Azure AD broke OIDC in Kubernetes 1.9

2019-01-25

We recently got bitten by an innocent and standards-compliant improvement in Azure AD that effectively broke our OIDC-based authentication system for Kubernetes 1.9.x clusters.

OIDC, short for OpenID Connect, is a convenient way of providing authentication in Kubernetes. The flow roughly goes as follows:

User gets a JWT token from its OIDC provider (Azure AD)
User sends this token to Kubernetes alongside its request
Kubernetes validates this token by verifying the JWT signature against the provider's public key
Kubernetes lets the authenticated request through

This theoretically ensures Kubernetes doesn't need to “phone home” by calling the authN provider for every request, as happens for example under the Webhook Token authentication mode.

However… Kubernetes must still call this provider to retrieve its public key. Otherwise, it has no way of validating the authenticity of the JWT token.

The provider's public keys are found through the OIDC Discovery protocol, which defines /.well-known/openid-configuration as the HTTP URL that Kubernetes must hit to retrieve the public keys. In Azure AD, this translates to:

https://login.microsoftonline.com/{tenant}/v2.0/.well-known/openid-configuration

Or for a working example, the common config at:

https://login.microsoftonline.com/common/v2.0/.well-known/openid-configuration.

This setup has worked extremely well for us, once we managed to get the configuration just right… Until one day, we could not log into our Kubernetes clusters through OIDC anymore, and saw the following error messages in the apiserver:

[oidc.go:178] oidc authenticator: failed to fetch provider discovery data: parsing time "-1" as "Mon, 02 Jan 2006 15:04:05 MST": cannot parse "-1" as "Mon"

The change

The innocuous change that Azure made was to add the following headers to the HTTP response:

Cache-Control: max-age
Expires: -1

The aim of these headers is to signify that the caller is allowed to cache this response until the timestamp defined in Expires, which is typically set in the future, cf. RFC 7234:

   The Expires value is an HTTP-date timestamp, as defined in Section
   7.1.1.1 of [RFC7231].

     Expires = HTTP-date

   For example

     Expires: Thu, 01 Dec 1994 16:00:00 GMT

By setting the Expires to -1, Azure tells the caller to not cache the results of this call at all. As per the RFC again:

   A cache recipient MUST interpret invalid date formats, especially the
   value "0", as representing a time in the past (i.e., "already
   expired").

Why does it break?

Azure AD's change being RFC-conformant you'd expect Kubernetes to be able to handle it nicely.
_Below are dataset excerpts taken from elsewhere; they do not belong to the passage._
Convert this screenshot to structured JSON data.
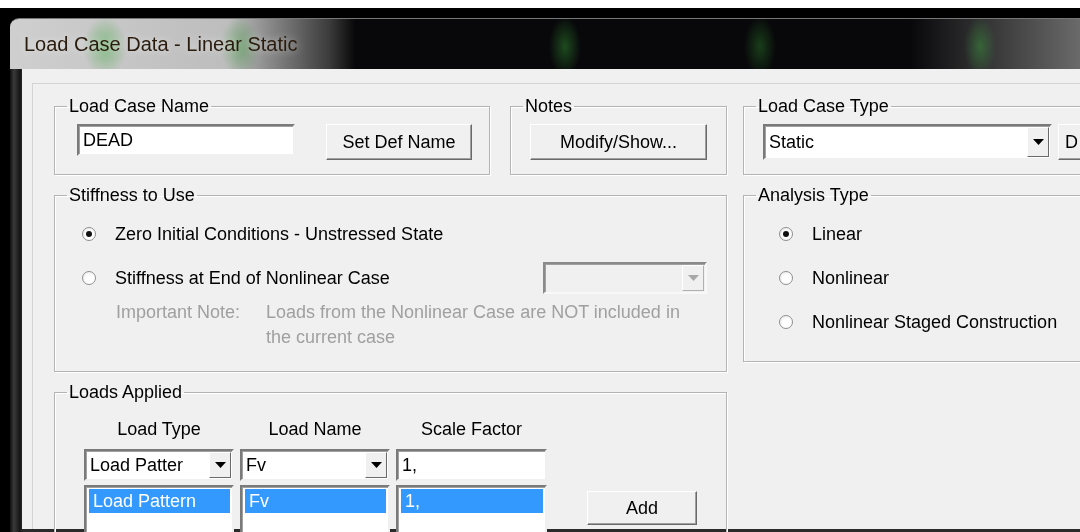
{
  "window": {
    "title": "Load Case Data - Linear Static"
  },
  "load_case_name": {
    "label": "Load Case Name",
    "value": "DEAD",
    "button": "Set Def Name"
  },
  "notes": {
    "label": "Notes",
    "button": "Modify/Show..."
  },
  "load_case_type": {
    "label": "Load Case Type",
    "value": "Static",
    "button": "D"
  },
  "stiffness": {
    "label": "Stiffness to Use",
    "options": [
      {
        "label": "Zero Initial Conditions - Unstressed State",
        "selected": true
      },
      {
        "label": "Stiffness at End of Nonlinear Case",
        "selected": false
      }
    ],
    "case_combo": {
      "disabled": true
    },
    "note_label": "Important Note:",
    "note_text": "Loads from the Nonlinear Case are NOT included in the current case"
  },
  "analysis_type": {
    "label": "Analysis Type",
    "options": [
      {
        "label": "Linear",
        "selected": true
      },
      {
        "label": "Nonlinear",
        "selected": false
      },
      {
        "label": "Nonlinear Staged Construction",
        "selected": false
      }
    ]
  },
  "loads_applied": {
    "label": "Loads Applied",
    "columns": [
      "Load Type",
      "Load Name",
      "Scale Factor"
    ],
    "entry": {
      "load_type": "Load Patter",
      "load_name": "Fv",
      "scale_factor": "1,"
    },
    "rows": [
      {
        "load_type": "Load Pattern",
        "load_name": "Fv",
        "scale_factor": "1,",
        "selected": true
      }
    ],
    "add_button": "Add"
  }
}
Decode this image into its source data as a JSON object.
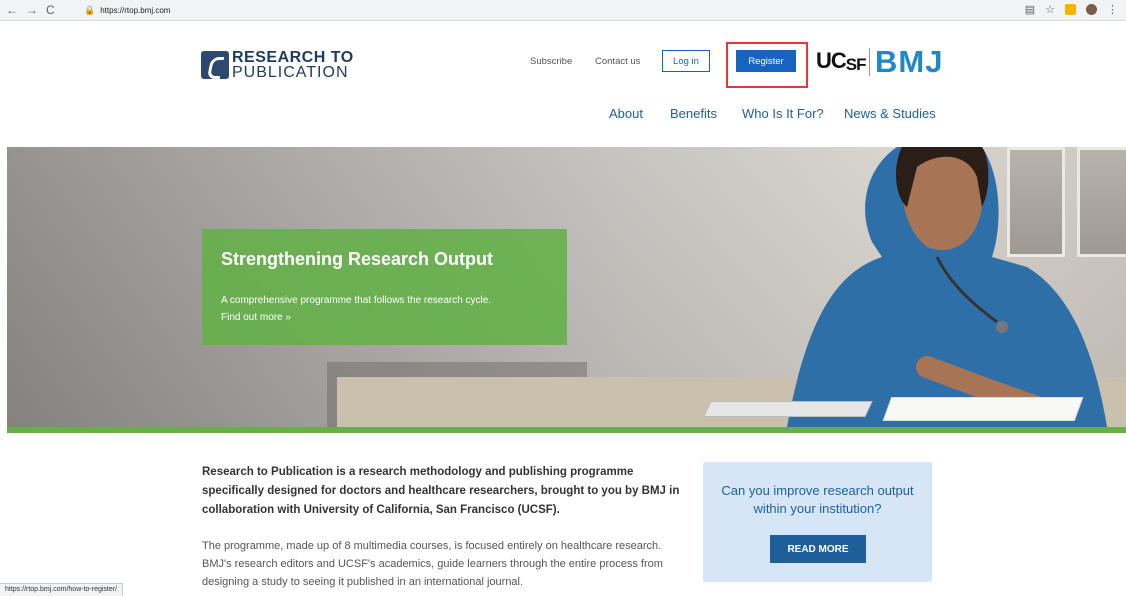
{
  "browser": {
    "back_icon": "←",
    "forward_icon": "→",
    "reload_icon": "C",
    "url": "https://rtop.bmj.com",
    "status_url": "https://rtop.bmj.com/how-to-register/"
  },
  "logo": {
    "line1": "RESEARCH TO",
    "line2": "PUBLICATION"
  },
  "toplinks": {
    "subscribe": "Subscribe",
    "contact": "Contact us",
    "login": "Log in",
    "register": "Register"
  },
  "partners": {
    "ucsf": "UC",
    "ucsf_sub": "SF",
    "bmj": "BMJ"
  },
  "mainnav": [
    "About",
    "Benefits",
    "Who Is It For?",
    "News & Studies"
  ],
  "hero": {
    "title": "Strengthening Research Output",
    "subtitle": "A comprehensive programme that follows the research cycle.",
    "link": "Find out more »"
  },
  "intro": "Research to Publication is a research methodology and publishing programme specifically designed for doctors and healthcare researchers, brought to you by BMJ in collaboration with University of California, San Francisco (UCSF).",
  "body": "The programme, made up of 8 multimedia courses, is focused entirely on healthcare research. BMJ's research editors and UCSF's academics, guide learners through the entire process from designing a study to seeing it published in an international journal.",
  "cta": {
    "question": "Can you improve research output within your institution?",
    "button": "READ MORE"
  },
  "colors": {
    "brand_blue": "#1565c0",
    "green": "#65b048",
    "highlight_red": "#e53935",
    "bmj_blue": "#1e88c8"
  }
}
However, before Kubernetes 1.10, Kubernetes was using version 1.x of the coreos/go-oidc provider, which embeds its own HTTP client instead of using Go's default HTTP client.

This client doesn't deal very well with cache headers, and a variant of this very issue was raised as issue #136 on Github. It got fixed by treating 0 as a special-case value for the Expires header.
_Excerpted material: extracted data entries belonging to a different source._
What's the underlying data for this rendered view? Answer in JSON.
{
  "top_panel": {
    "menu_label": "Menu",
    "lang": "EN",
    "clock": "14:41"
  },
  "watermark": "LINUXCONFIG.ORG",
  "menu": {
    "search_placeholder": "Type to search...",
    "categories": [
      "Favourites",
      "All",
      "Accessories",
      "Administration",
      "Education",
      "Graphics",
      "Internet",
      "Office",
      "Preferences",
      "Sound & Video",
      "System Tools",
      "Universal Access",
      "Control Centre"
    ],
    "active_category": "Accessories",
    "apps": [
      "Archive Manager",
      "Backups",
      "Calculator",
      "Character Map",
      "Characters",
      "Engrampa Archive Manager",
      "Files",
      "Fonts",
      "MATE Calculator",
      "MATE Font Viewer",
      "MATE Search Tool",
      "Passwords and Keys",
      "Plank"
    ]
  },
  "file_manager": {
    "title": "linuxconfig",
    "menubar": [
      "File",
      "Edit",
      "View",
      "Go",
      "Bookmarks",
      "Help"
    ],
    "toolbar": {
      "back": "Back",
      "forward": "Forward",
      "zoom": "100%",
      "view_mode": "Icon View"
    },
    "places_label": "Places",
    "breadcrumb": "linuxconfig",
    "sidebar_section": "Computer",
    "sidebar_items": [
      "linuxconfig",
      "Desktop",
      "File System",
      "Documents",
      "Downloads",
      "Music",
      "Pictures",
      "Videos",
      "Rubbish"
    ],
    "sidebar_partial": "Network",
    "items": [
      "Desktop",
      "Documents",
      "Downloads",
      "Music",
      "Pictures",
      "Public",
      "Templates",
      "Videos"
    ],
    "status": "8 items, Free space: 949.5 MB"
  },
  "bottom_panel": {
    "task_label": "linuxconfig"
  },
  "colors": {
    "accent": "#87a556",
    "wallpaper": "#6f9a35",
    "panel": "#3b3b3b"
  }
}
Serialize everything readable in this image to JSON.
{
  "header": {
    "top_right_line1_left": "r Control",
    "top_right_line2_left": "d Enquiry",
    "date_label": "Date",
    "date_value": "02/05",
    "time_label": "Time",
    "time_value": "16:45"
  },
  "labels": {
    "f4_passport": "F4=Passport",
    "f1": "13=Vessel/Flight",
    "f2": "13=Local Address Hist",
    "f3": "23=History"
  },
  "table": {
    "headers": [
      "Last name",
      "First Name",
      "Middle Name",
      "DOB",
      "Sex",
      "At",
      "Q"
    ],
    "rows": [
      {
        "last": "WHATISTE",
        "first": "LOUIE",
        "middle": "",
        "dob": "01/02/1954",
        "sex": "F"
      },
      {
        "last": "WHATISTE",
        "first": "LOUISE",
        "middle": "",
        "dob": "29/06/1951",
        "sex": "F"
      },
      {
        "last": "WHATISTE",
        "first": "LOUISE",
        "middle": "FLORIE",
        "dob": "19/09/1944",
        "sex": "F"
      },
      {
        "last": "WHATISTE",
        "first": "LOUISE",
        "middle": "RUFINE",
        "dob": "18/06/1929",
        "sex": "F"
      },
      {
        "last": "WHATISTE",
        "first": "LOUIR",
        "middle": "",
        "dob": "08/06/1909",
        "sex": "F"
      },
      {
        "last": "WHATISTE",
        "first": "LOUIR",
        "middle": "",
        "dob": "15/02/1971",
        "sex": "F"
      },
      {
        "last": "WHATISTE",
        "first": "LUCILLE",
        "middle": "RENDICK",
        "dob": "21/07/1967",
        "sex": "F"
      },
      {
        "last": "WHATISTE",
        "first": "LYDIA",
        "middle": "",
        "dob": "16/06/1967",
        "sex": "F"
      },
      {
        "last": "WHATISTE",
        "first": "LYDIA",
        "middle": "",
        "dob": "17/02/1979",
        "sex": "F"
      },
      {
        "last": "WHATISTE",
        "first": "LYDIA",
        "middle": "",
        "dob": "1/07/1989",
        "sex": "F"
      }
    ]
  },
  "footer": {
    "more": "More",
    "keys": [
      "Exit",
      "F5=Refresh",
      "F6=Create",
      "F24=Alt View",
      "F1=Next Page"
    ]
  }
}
While a step in the right direction, this is still not RFC-compliant, as the RFC states that any invalid date format must be interpreted as a time in the past, not just the string 0.

The fix

Kubernetes 1.9 is EOL since the release of Kubernetes 1.13 on Dec 3rd 2018, so I have little hope of a fix actually happening for this version. The best fix for this is simply to upgrade to Kubernetes >= 1.10.

Kubernetes 1.10 onwards uses go-oidc v2.x, which uses Go's HTTP client, which deals with cache headers properly.
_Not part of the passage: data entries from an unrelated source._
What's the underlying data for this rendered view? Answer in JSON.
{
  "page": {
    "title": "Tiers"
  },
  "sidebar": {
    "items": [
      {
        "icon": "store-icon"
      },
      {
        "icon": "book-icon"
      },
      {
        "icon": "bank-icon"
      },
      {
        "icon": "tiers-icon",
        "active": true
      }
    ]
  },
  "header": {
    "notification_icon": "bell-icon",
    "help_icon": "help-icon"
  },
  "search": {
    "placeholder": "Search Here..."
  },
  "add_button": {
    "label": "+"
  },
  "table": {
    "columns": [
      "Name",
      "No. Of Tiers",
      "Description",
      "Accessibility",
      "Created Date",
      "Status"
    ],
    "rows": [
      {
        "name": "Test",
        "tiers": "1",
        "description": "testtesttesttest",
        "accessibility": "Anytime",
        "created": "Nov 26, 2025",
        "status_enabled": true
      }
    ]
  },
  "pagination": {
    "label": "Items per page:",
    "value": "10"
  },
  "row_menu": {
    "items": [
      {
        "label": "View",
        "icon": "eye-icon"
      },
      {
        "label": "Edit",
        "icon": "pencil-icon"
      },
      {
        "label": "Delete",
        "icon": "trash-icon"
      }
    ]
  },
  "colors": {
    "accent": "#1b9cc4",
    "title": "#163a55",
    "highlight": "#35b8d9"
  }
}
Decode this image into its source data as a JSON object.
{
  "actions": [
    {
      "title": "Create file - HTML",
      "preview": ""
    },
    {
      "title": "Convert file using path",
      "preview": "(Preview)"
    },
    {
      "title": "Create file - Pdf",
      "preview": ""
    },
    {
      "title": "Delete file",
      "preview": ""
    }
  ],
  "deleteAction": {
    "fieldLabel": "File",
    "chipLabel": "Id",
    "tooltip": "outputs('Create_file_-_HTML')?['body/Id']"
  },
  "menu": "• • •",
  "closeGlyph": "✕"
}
Note: we hit this issue in December 2018, but at the time of writing up this blog post (January 2019), I cannot reproduce the Expires headers in response to the well-known OIDC discovery requests, so Azure might have rolled these changes back, or they might not yet have been pushed in this region. We did notice the changes happening on different days depending on the AWS region that the cluster was running into, so this has been a gradual rollout.